Dr. Douglas Robinson - Bird Migration

In the course of a single year, nearly the Earth's birds will migrate some distance at some time. During the spring in northern temperate regions, most of the birds that actually breed "here" will return from points South as the ice and snow melt in the warming sun of the spring. Some species, such as the American Robin, only flew to the southern Atlantic states; other species, including the Sandhill Crane, wintered along the coast of the Gulf of Mexico, while still others, including our brightest and best singers, the warblers, flew to the tropics and the southern hemisphere.

For species wintering along the equator, internal annual clocks promote increased restlessness and the signal to return to the northern breeding grounds. For other species, the urge to return is cued by increasing day length. Even longer day lengths after they arrive will stimulate production of hormones that trigger the growth of reproductive organs.

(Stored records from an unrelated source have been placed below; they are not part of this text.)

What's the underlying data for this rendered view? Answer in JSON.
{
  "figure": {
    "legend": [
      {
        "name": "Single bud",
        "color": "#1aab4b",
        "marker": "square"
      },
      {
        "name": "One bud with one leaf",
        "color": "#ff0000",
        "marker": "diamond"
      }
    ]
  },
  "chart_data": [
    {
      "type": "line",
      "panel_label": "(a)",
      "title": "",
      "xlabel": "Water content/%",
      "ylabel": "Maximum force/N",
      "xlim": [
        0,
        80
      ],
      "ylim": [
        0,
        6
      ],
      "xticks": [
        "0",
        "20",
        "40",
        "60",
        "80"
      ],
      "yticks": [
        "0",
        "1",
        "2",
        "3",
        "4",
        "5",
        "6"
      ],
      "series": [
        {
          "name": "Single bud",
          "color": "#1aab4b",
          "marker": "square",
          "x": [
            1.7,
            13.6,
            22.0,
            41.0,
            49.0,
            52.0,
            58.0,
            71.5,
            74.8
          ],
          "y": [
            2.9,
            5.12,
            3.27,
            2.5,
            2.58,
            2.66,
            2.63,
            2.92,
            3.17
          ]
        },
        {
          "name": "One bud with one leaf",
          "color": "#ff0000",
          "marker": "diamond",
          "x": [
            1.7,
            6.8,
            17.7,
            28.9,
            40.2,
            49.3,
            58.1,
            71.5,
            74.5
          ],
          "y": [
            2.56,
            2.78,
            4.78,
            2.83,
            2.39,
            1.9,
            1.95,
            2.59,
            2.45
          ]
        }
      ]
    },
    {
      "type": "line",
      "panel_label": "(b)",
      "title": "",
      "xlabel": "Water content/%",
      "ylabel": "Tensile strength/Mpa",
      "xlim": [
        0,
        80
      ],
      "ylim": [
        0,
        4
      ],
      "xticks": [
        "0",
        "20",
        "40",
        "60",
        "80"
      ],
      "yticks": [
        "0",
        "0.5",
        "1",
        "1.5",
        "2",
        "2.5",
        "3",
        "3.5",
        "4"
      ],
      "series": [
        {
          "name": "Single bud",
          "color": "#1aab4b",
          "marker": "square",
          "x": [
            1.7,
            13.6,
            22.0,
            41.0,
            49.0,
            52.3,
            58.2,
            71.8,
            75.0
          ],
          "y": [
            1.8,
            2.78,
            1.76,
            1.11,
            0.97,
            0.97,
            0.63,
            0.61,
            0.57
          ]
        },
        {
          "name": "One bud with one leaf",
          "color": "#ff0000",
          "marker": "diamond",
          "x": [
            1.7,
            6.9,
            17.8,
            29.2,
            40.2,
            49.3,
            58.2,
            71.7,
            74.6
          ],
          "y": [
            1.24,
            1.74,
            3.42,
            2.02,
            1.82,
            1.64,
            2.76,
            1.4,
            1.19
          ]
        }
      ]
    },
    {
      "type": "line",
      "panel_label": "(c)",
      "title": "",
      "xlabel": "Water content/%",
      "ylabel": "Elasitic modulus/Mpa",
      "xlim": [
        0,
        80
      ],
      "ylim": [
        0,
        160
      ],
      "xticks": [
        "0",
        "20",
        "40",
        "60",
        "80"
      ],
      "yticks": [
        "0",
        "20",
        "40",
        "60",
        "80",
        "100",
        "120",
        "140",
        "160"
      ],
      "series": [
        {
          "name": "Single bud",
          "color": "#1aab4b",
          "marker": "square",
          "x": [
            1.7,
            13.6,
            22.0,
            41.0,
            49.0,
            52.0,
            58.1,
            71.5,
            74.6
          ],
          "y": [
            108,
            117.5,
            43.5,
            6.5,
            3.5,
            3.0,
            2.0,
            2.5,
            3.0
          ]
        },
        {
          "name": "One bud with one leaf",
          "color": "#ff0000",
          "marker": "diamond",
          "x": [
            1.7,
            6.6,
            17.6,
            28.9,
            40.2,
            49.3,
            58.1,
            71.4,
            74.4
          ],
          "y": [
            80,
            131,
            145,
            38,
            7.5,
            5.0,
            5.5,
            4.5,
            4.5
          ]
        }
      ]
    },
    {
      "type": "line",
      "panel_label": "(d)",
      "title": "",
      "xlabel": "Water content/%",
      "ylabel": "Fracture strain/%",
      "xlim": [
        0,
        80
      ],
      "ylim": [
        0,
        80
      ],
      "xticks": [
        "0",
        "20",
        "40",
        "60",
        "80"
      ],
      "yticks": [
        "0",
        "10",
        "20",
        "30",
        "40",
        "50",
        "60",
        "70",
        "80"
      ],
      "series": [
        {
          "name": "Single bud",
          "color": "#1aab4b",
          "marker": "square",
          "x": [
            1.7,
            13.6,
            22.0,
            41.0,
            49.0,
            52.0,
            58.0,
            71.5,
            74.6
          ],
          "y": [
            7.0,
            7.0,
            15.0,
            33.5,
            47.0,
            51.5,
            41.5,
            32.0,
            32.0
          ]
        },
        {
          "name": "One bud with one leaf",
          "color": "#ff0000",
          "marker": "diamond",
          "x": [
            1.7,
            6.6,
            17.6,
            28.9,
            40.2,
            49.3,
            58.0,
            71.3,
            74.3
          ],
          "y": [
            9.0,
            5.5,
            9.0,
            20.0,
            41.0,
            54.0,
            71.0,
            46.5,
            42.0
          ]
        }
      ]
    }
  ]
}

But migrants may stop south of their final destination and then for the final push, use temperature, rainfall, atmospheric conditions, and food abundance to "fine tune" their arrival to their summer homes.

It is sensitivity to warming conditions, and perhaps earlier food abundance, that seem to be resulting in earlier and earlier spring arrivals of some species as global temperatures increase. The ability to time the arrival on breeding grounds has been strongly selected, as those who made mistakes or relied on the "wrong" cue paid with fewer offspring or even their own deaths. Look for those success stories of species to arrive in your yard in the near future!